Step 1: Mark down the location, time and worth of all your exams on the calendar hanging in the kitchen with bright coloured markers.
Step 2: Complain about the dates. If they're all squished together, complain that you don't have enough time to study. If they're far apart, complain that the exam period is ridiculously long.
Step 3: Compile all lecture slides, reading notes and whatever study aid you've got for each course and put them together using bright coloured clips. Just because your heart is filled with black despair (or at least some slushy grey annoyance), it doesn't mean that everything else in this process has to be just as bleak.
Step 4: Highlight to your heart's content, like there's no tomorrow, until kingdom come! Screw the physiology prof who said that highlighting doesn't help you study!

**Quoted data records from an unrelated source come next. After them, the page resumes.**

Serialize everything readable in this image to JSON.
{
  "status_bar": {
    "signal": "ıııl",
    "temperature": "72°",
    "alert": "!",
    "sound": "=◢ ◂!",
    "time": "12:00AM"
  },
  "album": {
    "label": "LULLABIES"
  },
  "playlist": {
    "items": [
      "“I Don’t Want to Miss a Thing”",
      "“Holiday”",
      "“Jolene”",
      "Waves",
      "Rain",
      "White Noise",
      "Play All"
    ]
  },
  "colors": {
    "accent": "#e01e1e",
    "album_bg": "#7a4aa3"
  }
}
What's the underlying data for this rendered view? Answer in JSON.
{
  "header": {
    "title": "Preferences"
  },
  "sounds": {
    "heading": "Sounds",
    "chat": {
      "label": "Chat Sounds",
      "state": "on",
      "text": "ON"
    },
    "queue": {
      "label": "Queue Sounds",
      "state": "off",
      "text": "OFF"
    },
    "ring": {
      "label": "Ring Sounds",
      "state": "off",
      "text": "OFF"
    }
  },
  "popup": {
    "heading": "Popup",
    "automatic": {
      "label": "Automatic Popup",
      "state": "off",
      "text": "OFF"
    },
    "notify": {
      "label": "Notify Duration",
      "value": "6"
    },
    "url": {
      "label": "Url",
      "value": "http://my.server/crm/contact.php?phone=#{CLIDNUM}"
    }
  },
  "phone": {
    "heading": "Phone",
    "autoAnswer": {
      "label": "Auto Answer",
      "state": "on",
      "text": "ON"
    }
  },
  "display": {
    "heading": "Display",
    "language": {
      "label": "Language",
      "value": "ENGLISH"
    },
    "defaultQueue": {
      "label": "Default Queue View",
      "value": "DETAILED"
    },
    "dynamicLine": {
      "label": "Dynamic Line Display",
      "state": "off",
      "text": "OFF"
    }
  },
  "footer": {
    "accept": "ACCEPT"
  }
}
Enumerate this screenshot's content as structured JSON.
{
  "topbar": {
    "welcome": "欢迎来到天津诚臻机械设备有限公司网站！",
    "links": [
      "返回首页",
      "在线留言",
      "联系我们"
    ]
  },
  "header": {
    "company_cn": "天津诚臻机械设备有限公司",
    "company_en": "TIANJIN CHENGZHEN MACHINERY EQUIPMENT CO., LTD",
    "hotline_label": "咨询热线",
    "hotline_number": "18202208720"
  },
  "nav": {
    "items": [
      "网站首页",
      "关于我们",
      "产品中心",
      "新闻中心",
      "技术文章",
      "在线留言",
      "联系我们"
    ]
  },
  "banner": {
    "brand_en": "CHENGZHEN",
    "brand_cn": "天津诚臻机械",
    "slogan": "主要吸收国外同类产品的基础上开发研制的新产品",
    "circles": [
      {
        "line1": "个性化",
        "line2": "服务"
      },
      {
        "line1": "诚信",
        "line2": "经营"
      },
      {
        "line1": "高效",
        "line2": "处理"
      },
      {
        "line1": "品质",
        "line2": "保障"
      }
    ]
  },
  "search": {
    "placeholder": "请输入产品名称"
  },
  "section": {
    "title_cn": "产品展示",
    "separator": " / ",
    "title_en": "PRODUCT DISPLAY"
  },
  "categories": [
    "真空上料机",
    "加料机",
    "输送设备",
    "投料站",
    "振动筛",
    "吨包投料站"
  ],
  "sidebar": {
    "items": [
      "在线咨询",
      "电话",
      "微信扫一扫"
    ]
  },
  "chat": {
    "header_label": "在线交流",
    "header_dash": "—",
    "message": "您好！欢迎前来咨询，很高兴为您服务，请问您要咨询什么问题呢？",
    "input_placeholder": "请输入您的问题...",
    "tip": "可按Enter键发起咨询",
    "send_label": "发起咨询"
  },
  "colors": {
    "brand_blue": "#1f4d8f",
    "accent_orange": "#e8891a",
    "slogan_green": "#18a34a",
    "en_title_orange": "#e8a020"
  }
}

At this point, he can shove his endocrinologist superiority right up his-
Step 5: Read everything over.
Step 6: Try to calculate what mark you should get on each exam to maintain your 3.81 GPA.
Step 7: Curse physiology to damnation.
Step 8: Get back to studying for the first exam. Poke at various parts of your body, hoping that the resulting bruises will help you remember the landmarks for Health and Physical Assessment.
Step 9: Start thinking that you can condense the lecture slides even more if you could just pick out the info that you're iffy on. Waffle back and forth until you throw up your hands in frustration and condense the info by hand into 8 pages.
Step 10: Proclaim yourself awesome.
Step 11: Put on some music. Something upbeat and easy to whistle along to.
Step 12: Whistle along to John Williams music while studying.
Step 13: Make fries from scratch. Carbs are good for the brain!
Step 14: Whistle along to James Bond theme songs while eating fries and studying.
Step 15: Start wondering what assessing Sean Connery's respiratory system might be like.
Step 16: Feel proud that you remembered to moisten his chest hair so that it wouldn't rustle against the diaphragm of your stethoscope in your oddball clinical fantasy.
Step 17: Make a pointless to-do list. "Study. Eat. Study. Sleep. Eat. Study. EXAM!!! Study. Eat. Study..."
Step 18: Wonder what you should eat for dinner.
Step 19: Procrastinate by writing a blog entry on how to study like self.
Step 20: GET BACK TO STUDYING!
2 comments:
when i was in law school, i became very effective at marking up my class notes with 1,000 little multi-coloured sticky tabs (usually literally) - i hadn't done most of the readings and i certainly couldn't read any of my notes, but man oh man could i find the section in RECORD time. (we got to bring condensed versions of our notes into most exams.) i didn't study, i tabbed.
Which John Williams music??
(I'm currently air-conducting to Beethoven... okay, I'm really just listening to it, but I *do* get into it!)